Abstract

Sea cliff exposures at the head of South Bight on Amchitka Island contain an invertebrate fauna consisting of 24 bivale, 14 gastropod, 4 barnacle, 2 brachiopod, 1 amphineuran, 1 echinoid, 1 annelid and 2 planktonic foraminifer species and various unstudied bryozoans, benthonic foraminifers and ostracodes, as well as bone fragments of marine mammals. With the exception of 4 species of Chlamys, all taxa appear to be living along the Alaskan coastline today. Paleotemperature analyses based on the average size of adult Hiatella arctica, the median of midpoints technique, the extralimital species technique, a biogeographic method, species distribution and coiling ratios of planktonic foraminifers, and oxygen stable isotope ratios give varied values. The extralimital species, biogeographic and oxygen isotope techniques are judged to give the most reliable evidence of paleotemperature at South Bight. These data suggest that mean February sea surface temperature was about 3.9° C and that mean August temperatures were somewhere between 10.0° C and 11.7° C. Present-day mean February temperature at South Bight is 3.9° C and mean August temperature is 10.0° C. The fauna lived in shallow (0–23 m?) water in a sublittoral environment on the open coast.

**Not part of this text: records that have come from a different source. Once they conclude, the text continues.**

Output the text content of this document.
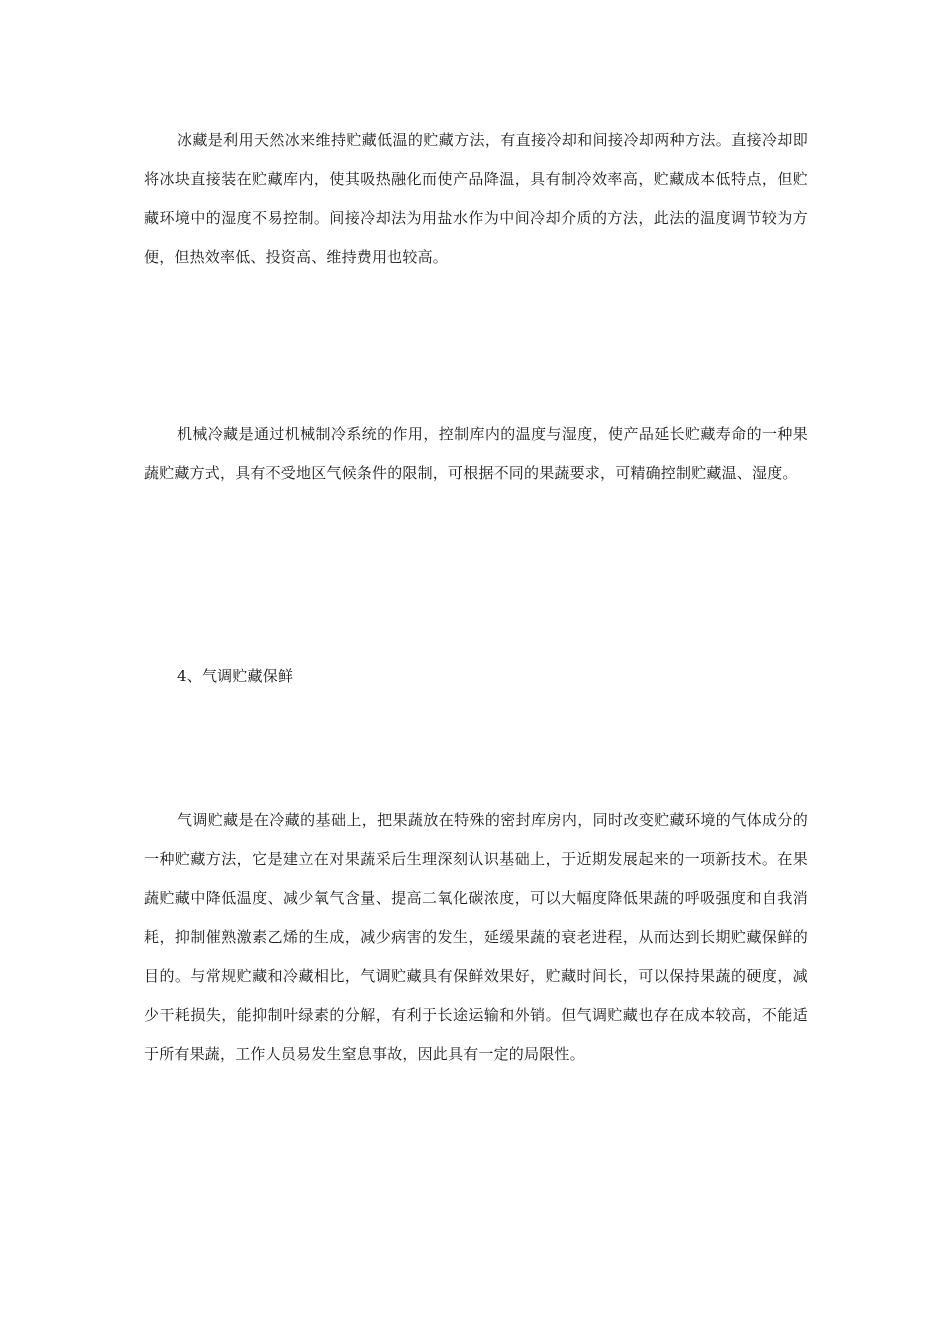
冰藏是利用天然冰来维持贮藏低温的贮藏方法，有直接冷却和间接冷却两种方法。直接冷却即将冰块直接装在贮藏库内，使其吸热融化而使产品降温，具有制冷效率高，贮藏成本低特点，但贮藏环境中的湿度不易控制。间接冷却法为用盐水作为中间冷却介质的方法，此法的温度调节较为方便，但热效率低、投资高、维持费用也较高。

机械冷藏是通过机械制冷系统的作用，控制库内的温度与湿度，使产品延长贮藏寿命的一种果蔬贮藏方式，具有不受地区气候条件的限制，可根据不同的果蔬要求，可精确控制贮藏温、湿度。

4、气调贮藏保鲜

气调贮藏是在冷藏的基础上，把果蔬放在特殊的密封库房内，同时改变贮藏环境的气体成分的一种贮藏方法，它是建立在对果蔬采后生理深刻认识基础上，于近期发展起来的一项新技术。在果蔬贮藏中降低温度、减少氧气含量、提高二氧化碳浓度，可以大幅度降低果蔬的呼吸强度和自我消耗，抑制催熟激素乙烯的生成，减少病害的发生，延缓果蔬的衰老进程，从而达到长期贮藏保鲜的目的。与常规贮藏和冷藏相比，气调贮藏具有保鲜效果好，贮藏时间长，可以保持果蔬的硬度，减少干耗损失，能抑制叶绿素的分解，有利于长途运输和外销。但气调贮藏也存在成本较高，不能适于所有果蔬，工作人员易发生窒息事故，因此具有一定的局限性。
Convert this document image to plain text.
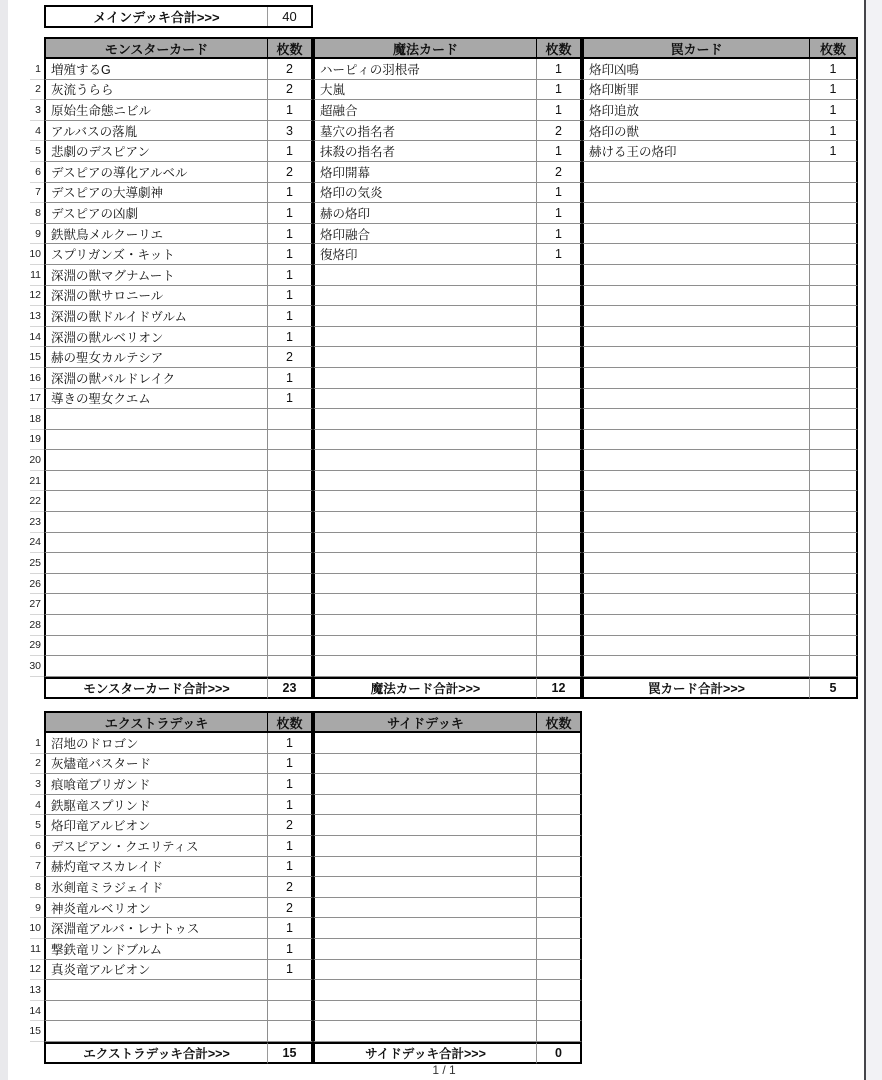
メインデッキ合計>>>	40
モンスターカード	枚数	魔法カード	枚数	罠カード	枚数
1 増殖するG	2	ハーピィの羽根帚	1	烙印凶鳴	1
2 灰流うらら	2	大嵐	1	烙印断罪	1
3 原始生命態ニビル	1	超融合	1	烙印追放	1
4 アルバスの落胤	3	墓穴の指名者	2	烙印の獣	1
5 悲劇のデスピアン	1	抹殺の指名者	1	赫ける王の烙印	1
6 デスピアの導化アルベル	2	烙印開幕	2
7 デスピアの大導劇神	1	烙印の気炎	1
8 デスピアの凶劇	1	赫の烙印	1
9 鉄獣鳥メルクーリエ	1	烙印融合	1
10 スプリガンズ・キット	1	復烙印	1
11 深淵の獣マグナムート	1
12 深淵の獣サロニール	1
13 深淵の獣ドルイドヴルム	1
14 深淵の獣ルベリオン	1
15 赫の聖女カルテシア	2
16 深淵の獣バルドレイク	1
17 導きの聖女クエム	1
18
19
20
21
22
23
24
25
26
27
28
29
30
モンスターカード合計>>>	23	魔法カード合計>>>	12	罠カード合計>>>	5
エクストラデッキ	枚数	サイドデッキ	枚数
1 沼地のドロゴン	1
2 灰燼竜バスタード	1
3 痕喰竜ブリガンド	1
4 鉄駆竜スプリンド	1
5 烙印竜アルビオン	2
6 デスピアン・クエリティス	1
7 赫灼竜マスカレイド	1
8 氷剣竜ミラジェイド	2
9 神炎竜ルベリオン	2
10 深淵竜アルバ・レナトゥス	1
11 撃鉄竜リンドブルム	1
12 真炎竜アルビオン	1
13
14
15
エクストラデッキ合計>>>	15	サイドデッキ合計>>>	0
1 / 1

Remains of a few rocky-shore littoral organisms were displaced downslope a short distance where they accumulated with remains of epifaunal, infaunal and neritopelagic elements of the inner sublittoral zone and open ocean planktonic foraminifers. The fauna is most closely comparable to that of the present-day Aleutian Province, and to a lesser degree comparable to that of the Arctic. Astarte bennettii, A. borealis, Diplodonta aleutica, and Liomesus nux are unreported in North Pacific strata older than those of the Einahnuhtan transgression, and Chlamys hanaishiensis amchitkana, C. islandica powersi and C. coatsi middletonensis are unknown from strata younger than those of the Einahnuhtan. However, the almost entirely modern aspect of the fauna, coupled with the absence of Astarte mortonensis-like variants of the Astarte borealis lineage, and radiometric dates on bone and shell material of 130,000 ± 15,000 years, appear to indicate a Kotzebuan age.